Germanium (^{68} Ge) chloride/gallium (^{68} Ga) chloride

Combination of
- Germanium (68Ge) chloride: Radionuclide
- Gallium (68Ga) chloride: Radionuclide

Clinical data
- Trade names: Galenvita
- ATC code: None;

Legal status
- Legal status: EU: Rx-only;

= Germanium (68Ge) chloride/gallium (68Ga) chloride =

Combination medication

Germanium (68Ge) chloride/gallium (68Ga) chloride is a radionuclide generator. It is a combination of germanium (^{68}Ge) chloride and gallium (^{68}Ga) chloride.

== Medical uses ==
The combination is indicated for in vitro radiolabeling of various kits for radiopharmaceutical preparation developed and approved for radiolabeling with such eluate, to be used for positron emission tomography (PET) imaging.

== Society and culture ==
=== Legal status ===
In November 2025, the Committee for Medicinal Products for Human Use of the European Medicines Agency recommended granting a marketing authorization for GalenVita (germanium (68Ge) chloride / gallium (68Ga) chloride), a radionuclide generator.
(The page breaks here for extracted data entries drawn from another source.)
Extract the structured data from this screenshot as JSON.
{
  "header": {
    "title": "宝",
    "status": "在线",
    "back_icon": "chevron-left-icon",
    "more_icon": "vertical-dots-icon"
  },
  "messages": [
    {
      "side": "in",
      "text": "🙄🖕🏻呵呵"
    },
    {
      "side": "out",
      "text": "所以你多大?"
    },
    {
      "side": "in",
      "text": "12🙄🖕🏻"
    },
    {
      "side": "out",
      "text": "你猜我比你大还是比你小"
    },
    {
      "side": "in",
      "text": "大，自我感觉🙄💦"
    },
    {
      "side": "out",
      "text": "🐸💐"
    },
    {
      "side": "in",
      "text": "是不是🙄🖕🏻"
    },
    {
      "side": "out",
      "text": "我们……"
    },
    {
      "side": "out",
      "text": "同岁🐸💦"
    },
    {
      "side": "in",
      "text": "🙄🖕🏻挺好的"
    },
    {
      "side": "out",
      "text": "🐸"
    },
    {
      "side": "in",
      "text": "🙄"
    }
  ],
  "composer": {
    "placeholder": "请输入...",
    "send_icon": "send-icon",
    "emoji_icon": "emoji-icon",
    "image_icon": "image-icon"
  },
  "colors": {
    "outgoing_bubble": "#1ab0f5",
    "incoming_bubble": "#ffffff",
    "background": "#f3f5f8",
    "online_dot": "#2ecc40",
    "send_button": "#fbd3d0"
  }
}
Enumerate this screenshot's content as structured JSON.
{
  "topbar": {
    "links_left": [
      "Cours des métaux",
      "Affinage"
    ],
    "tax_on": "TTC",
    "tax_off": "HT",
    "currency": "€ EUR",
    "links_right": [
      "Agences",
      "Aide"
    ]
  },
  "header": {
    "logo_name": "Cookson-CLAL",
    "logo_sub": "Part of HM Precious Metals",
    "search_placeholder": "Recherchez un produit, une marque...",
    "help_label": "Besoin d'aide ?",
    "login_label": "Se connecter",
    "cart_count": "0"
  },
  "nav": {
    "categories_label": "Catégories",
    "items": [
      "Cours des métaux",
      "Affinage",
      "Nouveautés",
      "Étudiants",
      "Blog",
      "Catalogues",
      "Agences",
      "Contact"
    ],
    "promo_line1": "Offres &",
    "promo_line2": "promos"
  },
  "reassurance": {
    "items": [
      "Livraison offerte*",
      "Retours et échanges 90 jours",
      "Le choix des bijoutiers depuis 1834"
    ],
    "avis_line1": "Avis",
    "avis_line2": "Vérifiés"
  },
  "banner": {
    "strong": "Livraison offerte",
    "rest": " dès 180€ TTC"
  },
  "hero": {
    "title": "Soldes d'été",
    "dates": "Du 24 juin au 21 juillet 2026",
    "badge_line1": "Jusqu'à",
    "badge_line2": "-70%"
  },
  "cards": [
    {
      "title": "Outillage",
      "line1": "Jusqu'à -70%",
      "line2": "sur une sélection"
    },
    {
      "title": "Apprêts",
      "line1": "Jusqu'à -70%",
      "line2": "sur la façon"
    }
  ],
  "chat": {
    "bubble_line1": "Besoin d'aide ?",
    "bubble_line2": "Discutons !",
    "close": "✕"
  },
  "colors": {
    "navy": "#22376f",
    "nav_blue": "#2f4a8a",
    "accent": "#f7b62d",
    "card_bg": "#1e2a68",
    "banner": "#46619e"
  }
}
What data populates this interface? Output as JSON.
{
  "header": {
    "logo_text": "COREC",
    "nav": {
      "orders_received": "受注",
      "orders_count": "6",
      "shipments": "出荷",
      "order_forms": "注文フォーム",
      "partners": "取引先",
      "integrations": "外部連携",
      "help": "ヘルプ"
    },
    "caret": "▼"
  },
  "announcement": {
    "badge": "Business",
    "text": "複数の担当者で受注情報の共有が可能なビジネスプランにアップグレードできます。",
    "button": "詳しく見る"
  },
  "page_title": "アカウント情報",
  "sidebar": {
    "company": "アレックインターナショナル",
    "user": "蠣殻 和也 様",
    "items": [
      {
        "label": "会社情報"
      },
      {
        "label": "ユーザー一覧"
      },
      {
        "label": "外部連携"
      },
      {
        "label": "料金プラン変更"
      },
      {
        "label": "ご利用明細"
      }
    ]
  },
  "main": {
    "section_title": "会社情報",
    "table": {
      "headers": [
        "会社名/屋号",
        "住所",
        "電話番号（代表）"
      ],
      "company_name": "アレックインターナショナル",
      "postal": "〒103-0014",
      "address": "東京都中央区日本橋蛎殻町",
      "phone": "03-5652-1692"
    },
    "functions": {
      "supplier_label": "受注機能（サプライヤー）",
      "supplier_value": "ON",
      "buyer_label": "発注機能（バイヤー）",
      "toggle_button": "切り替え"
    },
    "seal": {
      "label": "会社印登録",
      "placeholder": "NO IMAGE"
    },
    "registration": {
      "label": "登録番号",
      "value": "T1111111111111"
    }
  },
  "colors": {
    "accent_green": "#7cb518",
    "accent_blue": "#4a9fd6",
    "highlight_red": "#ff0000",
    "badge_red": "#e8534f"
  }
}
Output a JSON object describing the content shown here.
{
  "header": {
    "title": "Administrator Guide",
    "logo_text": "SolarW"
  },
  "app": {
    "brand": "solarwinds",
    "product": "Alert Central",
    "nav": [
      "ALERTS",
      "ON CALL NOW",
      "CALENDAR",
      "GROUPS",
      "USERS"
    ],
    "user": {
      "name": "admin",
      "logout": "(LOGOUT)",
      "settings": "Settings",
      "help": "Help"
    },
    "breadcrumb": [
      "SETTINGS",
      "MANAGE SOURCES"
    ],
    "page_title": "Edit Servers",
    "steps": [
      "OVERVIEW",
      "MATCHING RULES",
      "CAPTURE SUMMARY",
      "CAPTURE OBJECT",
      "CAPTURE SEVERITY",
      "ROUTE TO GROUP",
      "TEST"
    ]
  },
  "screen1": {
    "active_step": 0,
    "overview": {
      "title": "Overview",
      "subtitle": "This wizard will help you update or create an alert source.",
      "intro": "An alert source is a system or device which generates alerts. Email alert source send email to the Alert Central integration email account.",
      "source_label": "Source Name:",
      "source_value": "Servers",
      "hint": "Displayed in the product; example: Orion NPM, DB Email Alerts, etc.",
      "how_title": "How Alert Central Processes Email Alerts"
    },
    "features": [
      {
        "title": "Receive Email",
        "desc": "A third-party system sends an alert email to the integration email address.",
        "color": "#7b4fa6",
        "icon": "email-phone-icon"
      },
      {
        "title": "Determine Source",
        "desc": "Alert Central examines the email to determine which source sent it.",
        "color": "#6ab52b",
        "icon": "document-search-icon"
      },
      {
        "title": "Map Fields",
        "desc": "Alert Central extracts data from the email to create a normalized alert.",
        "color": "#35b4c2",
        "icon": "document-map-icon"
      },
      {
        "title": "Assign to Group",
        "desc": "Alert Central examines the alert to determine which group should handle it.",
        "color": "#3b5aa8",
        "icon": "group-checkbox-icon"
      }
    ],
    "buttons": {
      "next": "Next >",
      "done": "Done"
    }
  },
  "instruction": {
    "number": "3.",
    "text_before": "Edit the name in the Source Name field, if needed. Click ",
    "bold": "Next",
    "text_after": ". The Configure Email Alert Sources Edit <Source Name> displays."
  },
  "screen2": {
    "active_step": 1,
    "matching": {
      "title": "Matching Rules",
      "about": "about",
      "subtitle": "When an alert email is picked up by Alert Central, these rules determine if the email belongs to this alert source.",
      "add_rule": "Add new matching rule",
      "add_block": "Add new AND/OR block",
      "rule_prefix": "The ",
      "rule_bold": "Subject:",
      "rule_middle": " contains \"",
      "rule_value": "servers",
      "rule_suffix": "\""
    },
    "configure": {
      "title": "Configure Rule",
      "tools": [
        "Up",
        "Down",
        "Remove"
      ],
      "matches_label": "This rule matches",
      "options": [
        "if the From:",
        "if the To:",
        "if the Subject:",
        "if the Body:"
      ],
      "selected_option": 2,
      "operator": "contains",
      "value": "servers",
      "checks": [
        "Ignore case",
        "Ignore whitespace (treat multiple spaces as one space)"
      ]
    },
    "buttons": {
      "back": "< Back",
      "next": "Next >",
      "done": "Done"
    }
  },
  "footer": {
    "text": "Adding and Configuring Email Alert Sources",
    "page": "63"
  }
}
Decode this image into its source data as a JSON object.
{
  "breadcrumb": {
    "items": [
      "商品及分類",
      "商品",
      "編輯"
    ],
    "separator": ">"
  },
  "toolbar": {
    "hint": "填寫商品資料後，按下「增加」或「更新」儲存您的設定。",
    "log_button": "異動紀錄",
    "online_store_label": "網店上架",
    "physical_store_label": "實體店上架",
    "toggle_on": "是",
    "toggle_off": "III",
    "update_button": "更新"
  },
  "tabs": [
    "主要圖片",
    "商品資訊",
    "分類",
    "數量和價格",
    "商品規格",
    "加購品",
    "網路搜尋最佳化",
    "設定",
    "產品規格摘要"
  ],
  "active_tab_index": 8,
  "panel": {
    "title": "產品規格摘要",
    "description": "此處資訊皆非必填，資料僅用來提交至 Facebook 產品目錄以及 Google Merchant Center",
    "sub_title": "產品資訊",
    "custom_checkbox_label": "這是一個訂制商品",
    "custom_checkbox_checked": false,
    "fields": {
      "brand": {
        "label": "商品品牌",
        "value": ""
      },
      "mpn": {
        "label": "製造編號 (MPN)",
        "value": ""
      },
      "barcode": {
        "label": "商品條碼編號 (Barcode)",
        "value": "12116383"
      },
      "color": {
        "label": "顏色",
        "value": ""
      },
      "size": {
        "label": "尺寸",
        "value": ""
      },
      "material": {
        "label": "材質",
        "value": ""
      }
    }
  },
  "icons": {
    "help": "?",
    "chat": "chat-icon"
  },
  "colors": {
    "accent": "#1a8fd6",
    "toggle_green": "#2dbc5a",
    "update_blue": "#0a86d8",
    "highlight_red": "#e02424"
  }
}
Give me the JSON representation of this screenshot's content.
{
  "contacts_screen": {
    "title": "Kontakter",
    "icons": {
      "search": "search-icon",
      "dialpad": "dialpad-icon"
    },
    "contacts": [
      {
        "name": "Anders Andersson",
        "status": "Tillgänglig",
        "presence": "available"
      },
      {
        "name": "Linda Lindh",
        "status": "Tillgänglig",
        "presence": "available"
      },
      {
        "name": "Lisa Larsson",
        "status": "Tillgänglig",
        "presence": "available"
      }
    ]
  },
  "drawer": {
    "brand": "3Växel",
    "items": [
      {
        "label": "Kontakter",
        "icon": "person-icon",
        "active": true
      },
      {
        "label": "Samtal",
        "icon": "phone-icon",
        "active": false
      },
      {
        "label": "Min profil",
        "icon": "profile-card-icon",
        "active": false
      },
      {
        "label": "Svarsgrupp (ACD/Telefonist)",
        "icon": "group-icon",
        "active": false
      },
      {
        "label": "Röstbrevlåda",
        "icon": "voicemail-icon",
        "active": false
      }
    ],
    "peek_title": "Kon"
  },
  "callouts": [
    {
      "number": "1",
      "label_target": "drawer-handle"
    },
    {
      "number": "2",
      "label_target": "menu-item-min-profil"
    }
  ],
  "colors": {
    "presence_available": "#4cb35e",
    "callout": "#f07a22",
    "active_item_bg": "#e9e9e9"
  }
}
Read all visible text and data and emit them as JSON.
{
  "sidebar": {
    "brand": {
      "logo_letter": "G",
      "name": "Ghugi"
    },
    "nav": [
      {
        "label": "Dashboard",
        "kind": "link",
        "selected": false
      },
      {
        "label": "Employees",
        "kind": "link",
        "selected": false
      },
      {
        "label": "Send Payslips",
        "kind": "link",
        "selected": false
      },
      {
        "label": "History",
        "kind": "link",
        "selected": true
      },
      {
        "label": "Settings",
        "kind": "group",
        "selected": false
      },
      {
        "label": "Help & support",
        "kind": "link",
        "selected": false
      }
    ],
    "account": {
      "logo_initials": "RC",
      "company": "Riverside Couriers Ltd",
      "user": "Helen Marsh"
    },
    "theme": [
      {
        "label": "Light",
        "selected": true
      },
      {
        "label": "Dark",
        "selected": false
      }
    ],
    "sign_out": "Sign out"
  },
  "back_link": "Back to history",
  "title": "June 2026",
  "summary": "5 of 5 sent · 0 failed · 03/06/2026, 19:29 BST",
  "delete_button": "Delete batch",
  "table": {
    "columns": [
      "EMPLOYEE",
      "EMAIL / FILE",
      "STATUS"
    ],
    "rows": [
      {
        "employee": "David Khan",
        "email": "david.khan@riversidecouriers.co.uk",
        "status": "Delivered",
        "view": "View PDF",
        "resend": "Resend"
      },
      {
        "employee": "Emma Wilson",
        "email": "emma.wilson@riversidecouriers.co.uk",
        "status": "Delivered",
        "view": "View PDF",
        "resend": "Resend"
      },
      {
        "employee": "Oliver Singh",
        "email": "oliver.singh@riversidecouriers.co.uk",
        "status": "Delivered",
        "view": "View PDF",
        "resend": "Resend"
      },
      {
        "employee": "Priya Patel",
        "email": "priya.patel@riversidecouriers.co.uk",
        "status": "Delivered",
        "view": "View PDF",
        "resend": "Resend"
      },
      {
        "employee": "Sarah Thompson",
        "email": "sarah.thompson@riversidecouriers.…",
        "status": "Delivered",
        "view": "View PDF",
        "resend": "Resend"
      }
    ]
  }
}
GalenVita is used to produce gallium (68Ga) chloride solution, that is used to label carrier molecules used for positron emission tomography (PET) diagnostic imaging of different types of tumors. The combination was authorized for medical use in the European Union in January 2026.

=== Names ===
The combination is sold under the brand name GalenVita.